Gazi Üniversitesi Deprem Mühendisliği Uygulama ve Araştırma Merkezi Uzmanı Doç. Dr. Bülent Özmen, Türkiye'de ortalama her 4-5 yılda büyüklüğü 7'nin üzerinde (çok şiddetli) bir deprem yaşandığına dikkati çekerek 1900 yılı ve sonrasında 285 hasara neden olan depremde 100 bin kişinin öldüğünü ve 700 bin konutun hasara uğradığını belirtti.

Özmen, yer kabuğu içindeki kırılmalar nedeniyle ani olarak ortaya çıkan titreşimlerin dalgalar halinde yayılarak geçtikleri ortamları ve yeryüzünü sarsmasıyla depremlerin meydana geldiğini hatırlattı.

Türkiye'nin deprem kuşağında olduğuna işaret eden Özmen, şöyle konuştu:

"Türkiye deprem üretme potansiyeli olan birçok aktif fayla örümcek ağı gibi sarılmıştır. Bu aktif faylara bağlı olarak Türkiye'de 1900 ve sonrasında 285 hasara neden olan deprem meydana gelmiş ve bu depremler nedeniyle yaklaşık 100 bin vatandaşımız hayatını kaybetmiş, 700 bin konutumuz ağır hasara uğramıştır. Bu depremleri büyüklüklerine göre sınıflandırarak incelediğimizde ise ortalama her 4-5 yılda 7'nin üzerinde bir depremin meydana geldiğini görmekteyiz."

Deprem takviminin karanlık yılları

Özmen, Türkiye'deki depremler tarihsel takvim üzerinden incelendiğinde en büyük ve en fazla yıkıma neden olan depremin 27 Aralık 1939 meydana gelen Erzincan depremi olduğunu anımsatarak "27 Aralık 1939'daki Erzincan Depremi 7,9 büyüklüğünde gerçekleşmiş, 32 bin 962 can kaybı, 116 bin 720 ağır hasarlı konuta neden olmuştu. Erzincan depremiyle başlayan ve 5 yıl içinde 5 büyük depremin meydana geldiği 1939-1944 yılları deprem tarihi açısından en karanlık yıllar olarak deprem takviminde yerini almıştır." dedi.

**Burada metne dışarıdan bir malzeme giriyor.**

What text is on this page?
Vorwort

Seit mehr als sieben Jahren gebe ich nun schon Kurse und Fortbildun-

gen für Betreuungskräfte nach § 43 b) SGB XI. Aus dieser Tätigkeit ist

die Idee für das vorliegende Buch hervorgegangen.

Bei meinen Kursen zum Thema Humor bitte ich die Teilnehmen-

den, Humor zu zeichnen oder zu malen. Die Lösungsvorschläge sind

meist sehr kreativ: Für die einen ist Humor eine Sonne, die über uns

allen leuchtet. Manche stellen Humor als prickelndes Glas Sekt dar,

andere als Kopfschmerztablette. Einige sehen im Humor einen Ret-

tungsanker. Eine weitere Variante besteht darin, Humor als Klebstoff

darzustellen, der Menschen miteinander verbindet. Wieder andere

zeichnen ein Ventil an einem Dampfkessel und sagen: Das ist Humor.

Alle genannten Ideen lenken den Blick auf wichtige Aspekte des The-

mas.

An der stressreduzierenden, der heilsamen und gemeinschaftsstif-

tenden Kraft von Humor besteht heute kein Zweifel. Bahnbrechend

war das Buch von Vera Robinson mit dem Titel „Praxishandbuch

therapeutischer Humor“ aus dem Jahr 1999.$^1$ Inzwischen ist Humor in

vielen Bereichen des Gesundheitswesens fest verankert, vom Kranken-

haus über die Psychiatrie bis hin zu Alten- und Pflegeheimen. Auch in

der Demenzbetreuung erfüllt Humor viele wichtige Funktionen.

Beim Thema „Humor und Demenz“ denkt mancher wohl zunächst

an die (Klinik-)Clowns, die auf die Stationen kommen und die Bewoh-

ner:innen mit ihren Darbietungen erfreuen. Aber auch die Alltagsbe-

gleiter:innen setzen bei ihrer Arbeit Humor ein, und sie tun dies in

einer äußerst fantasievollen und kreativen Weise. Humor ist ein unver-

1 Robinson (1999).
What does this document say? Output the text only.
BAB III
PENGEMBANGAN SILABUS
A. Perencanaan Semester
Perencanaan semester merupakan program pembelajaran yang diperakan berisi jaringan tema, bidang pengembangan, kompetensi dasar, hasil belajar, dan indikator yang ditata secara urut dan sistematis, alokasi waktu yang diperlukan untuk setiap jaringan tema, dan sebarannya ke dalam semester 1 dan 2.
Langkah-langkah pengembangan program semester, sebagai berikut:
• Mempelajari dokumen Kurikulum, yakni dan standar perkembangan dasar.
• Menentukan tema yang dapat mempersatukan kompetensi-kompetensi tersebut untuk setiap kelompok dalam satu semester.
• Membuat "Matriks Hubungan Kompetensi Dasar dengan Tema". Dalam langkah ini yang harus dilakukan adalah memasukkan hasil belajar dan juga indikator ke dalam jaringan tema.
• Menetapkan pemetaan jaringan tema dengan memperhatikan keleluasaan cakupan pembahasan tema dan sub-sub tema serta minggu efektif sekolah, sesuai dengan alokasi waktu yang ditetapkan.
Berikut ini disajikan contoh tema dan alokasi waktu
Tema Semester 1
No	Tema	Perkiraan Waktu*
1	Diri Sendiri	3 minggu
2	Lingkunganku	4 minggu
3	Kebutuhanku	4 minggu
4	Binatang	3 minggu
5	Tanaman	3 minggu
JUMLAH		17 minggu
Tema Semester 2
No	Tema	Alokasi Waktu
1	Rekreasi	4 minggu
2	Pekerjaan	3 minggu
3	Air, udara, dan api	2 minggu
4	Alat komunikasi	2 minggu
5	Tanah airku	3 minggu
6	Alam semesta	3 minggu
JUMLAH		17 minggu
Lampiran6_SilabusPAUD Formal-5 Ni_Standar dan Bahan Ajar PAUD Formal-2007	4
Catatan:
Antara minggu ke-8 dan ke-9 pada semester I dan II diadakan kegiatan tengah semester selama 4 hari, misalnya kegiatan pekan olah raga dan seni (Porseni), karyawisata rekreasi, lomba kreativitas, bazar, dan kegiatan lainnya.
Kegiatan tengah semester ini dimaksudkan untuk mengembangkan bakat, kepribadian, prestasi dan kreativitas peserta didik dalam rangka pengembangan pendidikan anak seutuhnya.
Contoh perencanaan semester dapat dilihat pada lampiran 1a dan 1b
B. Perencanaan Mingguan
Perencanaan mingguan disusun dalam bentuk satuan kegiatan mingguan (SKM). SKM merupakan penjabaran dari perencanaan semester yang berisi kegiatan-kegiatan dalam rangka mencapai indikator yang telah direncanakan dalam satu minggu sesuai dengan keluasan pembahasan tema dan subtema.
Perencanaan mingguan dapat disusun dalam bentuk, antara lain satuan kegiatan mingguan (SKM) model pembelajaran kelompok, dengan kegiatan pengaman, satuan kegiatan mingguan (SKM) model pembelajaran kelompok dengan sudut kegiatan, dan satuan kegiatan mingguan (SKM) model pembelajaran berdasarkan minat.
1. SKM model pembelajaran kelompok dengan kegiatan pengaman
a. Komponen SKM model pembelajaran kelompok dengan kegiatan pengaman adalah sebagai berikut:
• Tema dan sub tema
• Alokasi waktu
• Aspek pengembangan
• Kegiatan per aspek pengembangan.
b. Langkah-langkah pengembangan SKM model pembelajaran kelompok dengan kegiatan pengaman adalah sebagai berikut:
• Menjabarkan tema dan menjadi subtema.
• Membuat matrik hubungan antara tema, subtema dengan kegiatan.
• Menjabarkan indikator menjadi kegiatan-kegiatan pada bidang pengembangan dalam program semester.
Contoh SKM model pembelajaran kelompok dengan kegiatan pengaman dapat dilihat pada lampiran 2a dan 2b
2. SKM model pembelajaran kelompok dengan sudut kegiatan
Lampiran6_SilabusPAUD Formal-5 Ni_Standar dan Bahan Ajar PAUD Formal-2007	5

Bu konuda Gazi Üniversitesi İnşaat Mühendisliği Fakültesi Öğretim Üyesi Prof. Dr. Süleyman Pampal ile "Depremlerle Baş Edebilmek" adlı bir kitap yayımladıklarını anlatan Özmen, deprem açısından Türkiye'nin bu en karanlık döneminden sonra durmayan ve Türkiye'yi sarsmaya devam eden, ciddi hasarlar ve can kayıpları oluşturan büyüklüğü 7'nin üzerindeki depremlere bu kitapta yer verdiklerini söyledi.

Doç. Dr. Özmen, 1900'lerden sonra Türkiye'de büyüklüğü 7'nin üzerindeki depremler incelendiğinde Türkiye'nin gelecekte de çok sayıda depreme maruz kalacağının altını çizdi.

Depreme karşı çok yönlü hazırlık içinde olunması gerektiğini vurgulayan Özmen, kentsel dönüşüm çalışmalarının yanı sıra Afet Sigortası Kanunu, çok sayıda zayıf ve kuvvetli deprem yer hareketi kayıt şebekelerinin kurulması ve "Mekansal Planlar Yapım Yönetmeliği ile İmar Planına Esas Jeolojik-Jeoteknik Etüt veya Mikrobölgeleme raporlarındaki deprem/afet tehlikesi göz önüne alınarak yapılan yerleşime uygunluk değerlendirmelerine uyulmasının zorunlu hale getirilmesi", yeni Türkiye deprem tehlikesi haritası ve Bina Deprem Yönetmeliği gibi çalışmaların önemli olduğunu bildirdi.

Özmen, olası bir depreme karşı yapılacak çalışmaların, müdahaleden ziyade, depremde oluşabilecek zararları minimuma indirmeye yönelik olması gerektiğini de kaydetti.